I don't believe the NHLPA had any intention of opening up the CBA to address the structure of long-term contracts before it needed to in the next CBA negotiation.
The ill-defined rules were allowing players like Johan Franzen(notes) to remain with the Detroit Red Wings, Roberto Luongo(notes) to remain with the Vancouver Canucks and Marian Hossa(notes) to sign with the Chicago Blackhawks to win his first Stanley Cup. They were vague enough where the NHL could only wag a finger and say "don't do that" to teams circumventing the cap.

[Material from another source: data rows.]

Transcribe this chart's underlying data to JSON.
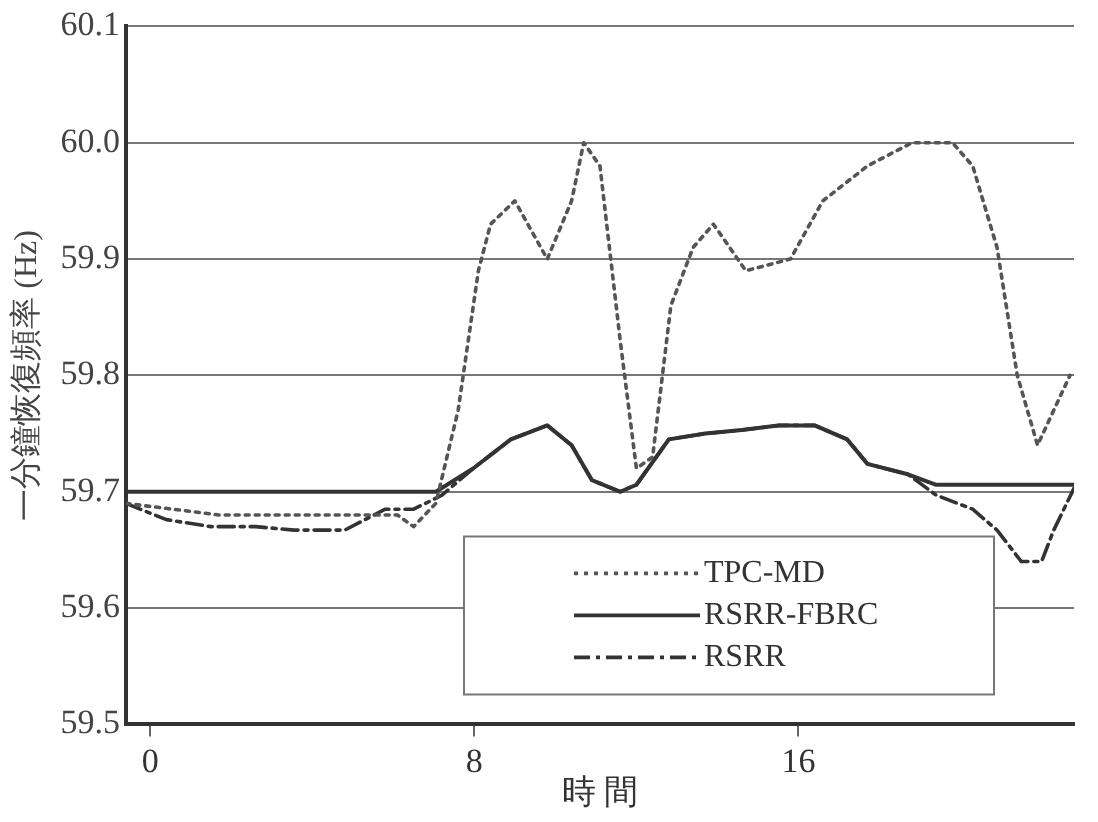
{
  "chart_data": {
    "type": "line",
    "xlabel": "時 間",
    "ylabel": "一分鐘恢復頻率 (Hz)",
    "xlim": [
      -0.6,
      22.8
    ],
    "xticks": [
      0,
      8,
      16
    ],
    "ylim": [
      59.5,
      60.1
    ],
    "yticks": [
      59.5,
      59.6,
      59.7,
      59.8,
      59.9,
      {
        "value": 60.0,
        "label": "60.0"
      },
      60.1
    ],
    "grid": "y",
    "legend": "bottom right",
    "marker": "none",
    "series": [
      {
        "name": "TPC-MD",
        "color": "#555555",
        "line_style": "dotted",
        "x": [
          -0.6,
          1.7,
          3.55,
          5.4,
          6.1,
          6.5,
          7.05,
          7.6,
          8.1,
          8.4,
          9.0,
          9.8,
          10.4,
          10.7,
          11.1,
          11.6,
          12.0,
          12.4,
          12.85,
          13.4,
          13.9,
          14.7,
          15.8,
          16.6,
          17.7,
          18.8,
          19.8,
          20.3,
          20.9,
          21.4,
          21.9,
          22.3,
          22.7
        ],
        "values": [
          59.69,
          59.68,
          59.68,
          59.68,
          59.68,
          59.67,
          59.69,
          59.77,
          59.89,
          59.93,
          59.95,
          59.9,
          59.95,
          60.0,
          59.98,
          59.83,
          59.72,
          59.73,
          59.86,
          59.91,
          59.93,
          59.89,
          59.9,
          59.95,
          59.98,
          60.0,
          60.0,
          59.98,
          59.91,
          59.8,
          59.74,
          59.77,
          59.8
        ]
      },
      {
        "name": "RSRR-FBRC",
        "color": "#333333",
        "line_style": "solid",
        "x": [
          -0.6,
          7.05,
          7.97,
          8.9,
          9.8,
          10.4,
          10.9,
          11.6,
          12.0,
          12.8,
          13.7,
          14.6,
          15.5,
          16.4,
          17.2,
          17.7,
          18.7,
          19.4,
          20.1,
          22.8
        ],
        "values": [
          59.7,
          59.7,
          59.72,
          59.745,
          59.757,
          59.74,
          59.71,
          59.7,
          59.706,
          59.745,
          59.75,
          59.753,
          59.757,
          59.757,
          59.745,
          59.724,
          59.715,
          59.706,
          59.706,
          59.706
        ]
      },
      {
        "name": "RSRR",
        "color": "#333333",
        "line_style": "dashdot",
        "x": [
          -0.6,
          0.4,
          1.5,
          2.6,
          3.55,
          4.8,
          5.8,
          6.5,
          7.2,
          7.97,
          8.9,
          9.8,
          10.4,
          10.9,
          11.6,
          12.0,
          12.8,
          13.7,
          14.6,
          15.5,
          16.4,
          17.2,
          17.7,
          18.7,
          19.4,
          20.3,
          20.9,
          21.5,
          22.0,
          22.3,
          22.8
        ],
        "values": [
          59.69,
          59.676,
          59.67,
          59.67,
          59.667,
          59.667,
          59.685,
          59.685,
          59.697,
          59.72,
          59.745,
          59.757,
          59.74,
          59.71,
          59.7,
          59.706,
          59.745,
          59.75,
          59.753,
          59.757,
          59.757,
          59.745,
          59.724,
          59.715,
          59.697,
          59.685,
          59.667,
          59.64,
          59.64,
          59.667,
          59.703
        ]
      }
    ]
  }
}
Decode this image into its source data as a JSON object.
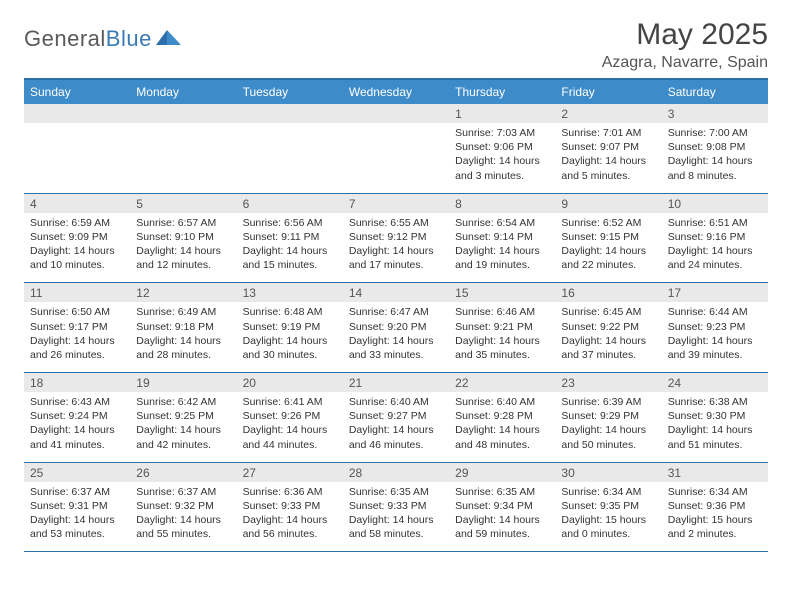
{
  "brand": {
    "name1": "General",
    "name2": "Blue"
  },
  "title": "May 2025",
  "location": "Azagra, Navarre, Spain",
  "day_headers": [
    "Sunday",
    "Monday",
    "Tuesday",
    "Wednesday",
    "Thursday",
    "Friday",
    "Saturday"
  ],
  "colors": {
    "header_bg": "#3d8bc8",
    "rule": "#2d6fa8",
    "daynum_bg": "#e9e9e9",
    "logo_blue": "#3a7ab8"
  },
  "labels": {
    "sunrise": "Sunrise:",
    "sunset": "Sunset:",
    "daylight": "Daylight:"
  },
  "weeks": [
    [
      null,
      null,
      null,
      null,
      {
        "n": "1",
        "sunrise": "7:03 AM",
        "sunset": "9:06 PM",
        "daylight": "14 hours and 3 minutes."
      },
      {
        "n": "2",
        "sunrise": "7:01 AM",
        "sunset": "9:07 PM",
        "daylight": "14 hours and 5 minutes."
      },
      {
        "n": "3",
        "sunrise": "7:00 AM",
        "sunset": "9:08 PM",
        "daylight": "14 hours and 8 minutes."
      }
    ],
    [
      {
        "n": "4",
        "sunrise": "6:59 AM",
        "sunset": "9:09 PM",
        "daylight": "14 hours and 10 minutes."
      },
      {
        "n": "5",
        "sunrise": "6:57 AM",
        "sunset": "9:10 PM",
        "daylight": "14 hours and 12 minutes."
      },
      {
        "n": "6",
        "sunrise": "6:56 AM",
        "sunset": "9:11 PM",
        "daylight": "14 hours and 15 minutes."
      },
      {
        "n": "7",
        "sunrise": "6:55 AM",
        "sunset": "9:12 PM",
        "daylight": "14 hours and 17 minutes."
      },
      {
        "n": "8",
        "sunrise": "6:54 AM",
        "sunset": "9:14 PM",
        "daylight": "14 hours and 19 minutes."
      },
      {
        "n": "9",
        "sunrise": "6:52 AM",
        "sunset": "9:15 PM",
        "daylight": "14 hours and 22 minutes."
      },
      {
        "n": "10",
        "sunrise": "6:51 AM",
        "sunset": "9:16 PM",
        "daylight": "14 hours and 24 minutes."
      }
    ],
    [
      {
        "n": "11",
        "sunrise": "6:50 AM",
        "sunset": "9:17 PM",
        "daylight": "14 hours and 26 minutes."
      },
      {
        "n": "12",
        "sunrise": "6:49 AM",
        "sunset": "9:18 PM",
        "daylight": "14 hours and 28 minutes."
      },
      {
        "n": "13",
        "sunrise": "6:48 AM",
        "sunset": "9:19 PM",
        "daylight": "14 hours and 30 minutes."
      },
      {
        "n": "14",
        "sunrise": "6:47 AM",
        "sunset": "9:20 PM",
        "daylight": "14 hours and 33 minutes."
      },
      {
        "n": "15",
        "sunrise": "6:46 AM",
        "sunset": "9:21 PM",
        "daylight": "14 hours and 35 minutes."
      },
      {
        "n": "16",
        "sunrise": "6:45 AM",
        "sunset": "9:22 PM",
        "daylight": "14 hours and 37 minutes."
      },
      {
        "n": "17",
        "sunrise": "6:44 AM",
        "sunset": "9:23 PM",
        "daylight": "14 hours and 39 minutes."
      }
    ],
    [
      {
        "n": "18",
        "sunrise": "6:43 AM",
        "sunset": "9:24 PM",
        "daylight": "14 hours and 41 minutes."
      },
      {
        "n": "19",
        "sunrise": "6:42 AM",
        "sunset": "9:25 PM",
        "daylight": "14 hours and 42 minutes."
      },
      {
        "n": "20",
        "sunrise": "6:41 AM",
        "sunset": "9:26 PM",
        "daylight": "14 hours and 44 minutes."
      },
      {
        "n": "21",
        "sunrise": "6:40 AM",
        "sunset": "9:27 PM",
        "daylight": "14 hours and 46 minutes."
      },
      {
        "n": "22",
        "sunrise": "6:40 AM",
        "sunset": "9:28 PM",
        "daylight": "14 hours and 48 minutes."
      },
      {
        "n": "23",
        "sunrise": "6:39 AM",
        "sunset": "9:29 PM",
        "daylight": "14 hours and 50 minutes."
      },
      {
        "n": "24",
        "sunrise": "6:38 AM",
        "sunset": "9:30 PM",
        "daylight": "14 hours and 51 minutes."
      }
    ],
    [
      {
        "n": "25",
        "sunrise": "6:37 AM",
        "sunset": "9:31 PM",
        "daylight": "14 hours and 53 minutes."
      },
      {
        "n": "26",
        "sunrise": "6:37 AM",
        "sunset": "9:32 PM",
        "daylight": "14 hours and 55 minutes."
      },
      {
        "n": "27",
        "sunrise": "6:36 AM",
        "sunset": "9:33 PM",
        "daylight": "14 hours and 56 minutes."
      },
      {
        "n": "28",
        "sunrise": "6:35 AM",
        "sunset": "9:33 PM",
        "daylight": "14 hours and 58 minutes."
      },
      {
        "n": "29",
        "sunrise": "6:35 AM",
        "sunset": "9:34 PM",
        "daylight": "14 hours and 59 minutes."
      },
      {
        "n": "30",
        "sunrise": "6:34 AM",
        "sunset": "9:35 PM",
        "daylight": "15 hours and 0 minutes."
      },
      {
        "n": "31",
        "sunrise": "6:34 AM",
        "sunset": "9:36 PM",
        "daylight": "15 hours and 2 minutes."
      }
    ]
  ]
}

That is, until the Ilya Kovalchuk(notes) 17-year, $102 million contract raised the bar on structural absurdity, gave the NHL a contract to attack and resulted in a landmark arbitration victory for the League. With momentum, the NHL managed to compel the NHLPA to do something no labor union should want to do in a non-crisis situation: Engage in a round of collective bargaining under a valid CBA, from a defensive posture. The fact that the NHLPA had to sit at that table and define the previously undefined is, to me, a defeat.
However, sometimes you start with crap and end with fertilizer. The contracts of Kovalchuk, Hossa, Luongo and Marc Savard(notes) as safe, according to multiple sources. While long-term contracts have now been defined as five or more years under the proposed amendments, a player like Drew Doughty(notes) (20) could still sign a 15-year deal tonight and have it work under the new CBA rules.The NHL hasn't touched that kind of contract ... yet.
TSN is reporting the details of the CBA amendment, and what you get out of the tangled mess of numbers and years are a few concessions from the players and a win for the NHL in rendering years after age 40 meaningless for a cap hit at, say, age 32.
First: For long-term contracts extending beyond the age of 40, the contract's average annual value for the years up to and including 40, are calculated by dividing total value in those years by the number of years up to and including 40. Then for the years covering ages 41 and beyond, the cap charge in each year is equal to the value of the contract in that year.
Secondly, for long-term contracts that include years in which the player is 36, 37, 38, 39 and 40; the amount used for purposes of calculating his average annual value is a minimum of $1 million in each of those years (even if his actual compensation is less during those seasons).
(You're correct, it's too late on a Friday to process that.)
So those are the details at the moment, with the NHL and NHLPA working into the night. Among the details yet to be determined: Any punitive damages for the Devils and Kamp Kovalchuk for their previous attempt at circumvention.